Spojrzenie sceptyka na 9/11


  • Please log in to reply
609 replies to this topic

#271 Gość_muhad

Gość_muhad.
  • Tematów: 0

Napisano

Myślę.że to co Jarecki podał w linku powinno być do przeczytania.Sam link nikogo nie zachęci.Może sama treść? Jest ciekawa i w sumie do podobnych wniosków dochodzimy, przynajmniej My - niektórzy.

P.S Jarecki mam nadzieje,że nie masz nic przeciwko ;-)




11 września: władza spisków
Marcel Andino Velez


Dolny Manhattan tuż po zawaleniu się wieży WTC 2. Budynek WTC 7 (strzałka) wciąż stoi. Zawali się dopiero po południu, z niewyjaśnionych przyczyn
Czy 11 września to prowokacja neokonserwatystów? Czy w Pentagon uderzyła rakieta? I kto wysadził WTC 7? Już połowa Amerykanów nie wierzy w rządową wersję wydarzeń. I czeka na wiarygodne wyjaśnienia.

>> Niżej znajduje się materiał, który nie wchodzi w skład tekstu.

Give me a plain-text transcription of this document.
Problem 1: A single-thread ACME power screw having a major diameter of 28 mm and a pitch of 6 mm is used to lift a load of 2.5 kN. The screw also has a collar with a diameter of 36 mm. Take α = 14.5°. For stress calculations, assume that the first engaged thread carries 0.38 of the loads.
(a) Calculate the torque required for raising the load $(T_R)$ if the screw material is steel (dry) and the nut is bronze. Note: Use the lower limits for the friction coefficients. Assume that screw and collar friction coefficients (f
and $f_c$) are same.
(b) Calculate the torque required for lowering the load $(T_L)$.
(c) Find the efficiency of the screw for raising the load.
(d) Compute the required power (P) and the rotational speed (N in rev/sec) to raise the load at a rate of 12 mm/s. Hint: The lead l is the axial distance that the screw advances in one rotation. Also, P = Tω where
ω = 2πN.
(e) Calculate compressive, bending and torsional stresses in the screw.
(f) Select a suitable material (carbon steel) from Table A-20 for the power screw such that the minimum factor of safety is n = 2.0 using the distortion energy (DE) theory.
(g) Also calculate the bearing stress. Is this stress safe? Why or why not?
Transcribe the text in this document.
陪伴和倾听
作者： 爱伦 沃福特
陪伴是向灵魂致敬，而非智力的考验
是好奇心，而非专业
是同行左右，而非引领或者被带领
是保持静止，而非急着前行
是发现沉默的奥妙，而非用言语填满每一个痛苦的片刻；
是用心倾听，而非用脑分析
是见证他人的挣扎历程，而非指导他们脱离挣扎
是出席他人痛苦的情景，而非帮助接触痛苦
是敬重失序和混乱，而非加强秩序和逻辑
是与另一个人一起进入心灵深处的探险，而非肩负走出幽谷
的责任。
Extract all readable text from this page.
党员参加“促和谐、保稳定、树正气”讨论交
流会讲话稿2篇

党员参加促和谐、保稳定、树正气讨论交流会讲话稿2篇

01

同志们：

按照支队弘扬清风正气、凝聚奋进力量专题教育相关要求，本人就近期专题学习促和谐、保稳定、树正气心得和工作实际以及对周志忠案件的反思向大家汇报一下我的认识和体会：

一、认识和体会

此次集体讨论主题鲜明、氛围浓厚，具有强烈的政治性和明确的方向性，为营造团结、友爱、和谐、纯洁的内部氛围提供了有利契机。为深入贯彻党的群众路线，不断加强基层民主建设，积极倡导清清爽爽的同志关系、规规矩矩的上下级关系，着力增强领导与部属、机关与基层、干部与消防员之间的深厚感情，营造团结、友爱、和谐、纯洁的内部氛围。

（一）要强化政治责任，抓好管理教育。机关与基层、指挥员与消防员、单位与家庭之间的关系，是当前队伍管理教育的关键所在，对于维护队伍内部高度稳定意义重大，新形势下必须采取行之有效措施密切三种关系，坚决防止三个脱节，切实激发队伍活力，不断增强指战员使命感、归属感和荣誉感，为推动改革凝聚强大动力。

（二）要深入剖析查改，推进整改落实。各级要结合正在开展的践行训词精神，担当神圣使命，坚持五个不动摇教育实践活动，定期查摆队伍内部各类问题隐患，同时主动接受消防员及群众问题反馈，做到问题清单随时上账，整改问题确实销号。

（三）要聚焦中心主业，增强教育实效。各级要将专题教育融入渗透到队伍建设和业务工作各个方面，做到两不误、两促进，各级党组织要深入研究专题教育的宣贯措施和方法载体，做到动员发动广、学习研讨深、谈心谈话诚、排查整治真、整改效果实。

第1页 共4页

Wszyscy wiemy, jak było. Tamtego dnia nad Wschodnim Wybrzeżem Stanów Zjednoczonych niebo było bezchmurne. Miejsca dramatu skąpane były w ciepłym, jesiennym świetle. Dziesiątki kamer telewizyjnych, aparaty fotograficzne i tysiące ludzkich oczu oglądały tragedię „na żywo”, a świat wraz z nimi. Cztery porwane samoloty. Dwa uderzają w wieże WTC, trzeci w Pentagon, czwarty, podobno w drodze do Waszyngtonu, rozbija się w szczerym polu w Pensylwanii. Najwyższe wieżowce Ameryki walą się w gruzy. – Al-Kaida wypowiedziała wojnę Stanom Zjednoczonym – ogłasza Biały Dom.
Tyle że pięć lat po 11 września wokół zamachów pozostaje więcej pytań niż wiarygodnych odpowiedzi. Jakim cudem wysoki na 13 metrów boeing 757 wyrąbał w Pentagonie dziurę na zaledwie siedem metrów? Czy możliwe, by eksplozje na wysokich piętrach wież WTC doprowadziły do rozsypania się tych budowli w proch w zaledwie 10 sekund? Dlaczego trzeci wieżowiec – WTC 7 – który tamtego dnia runął na Manhattanie, walił się tak, jakby wysadzili go fachowcy od wyburzania? Dlaczego Biały Dom, wielokrotnie uprzedzany o zagrożeniu, nie udaremnił ataków? Dlaczego zabrakło natychmiastowej reakcji, gdy samoloty zostały już porwane? Dlaczego zawiodła obrona przeciwpowietrzna? Czy rzeczywiście wiemy, jak było?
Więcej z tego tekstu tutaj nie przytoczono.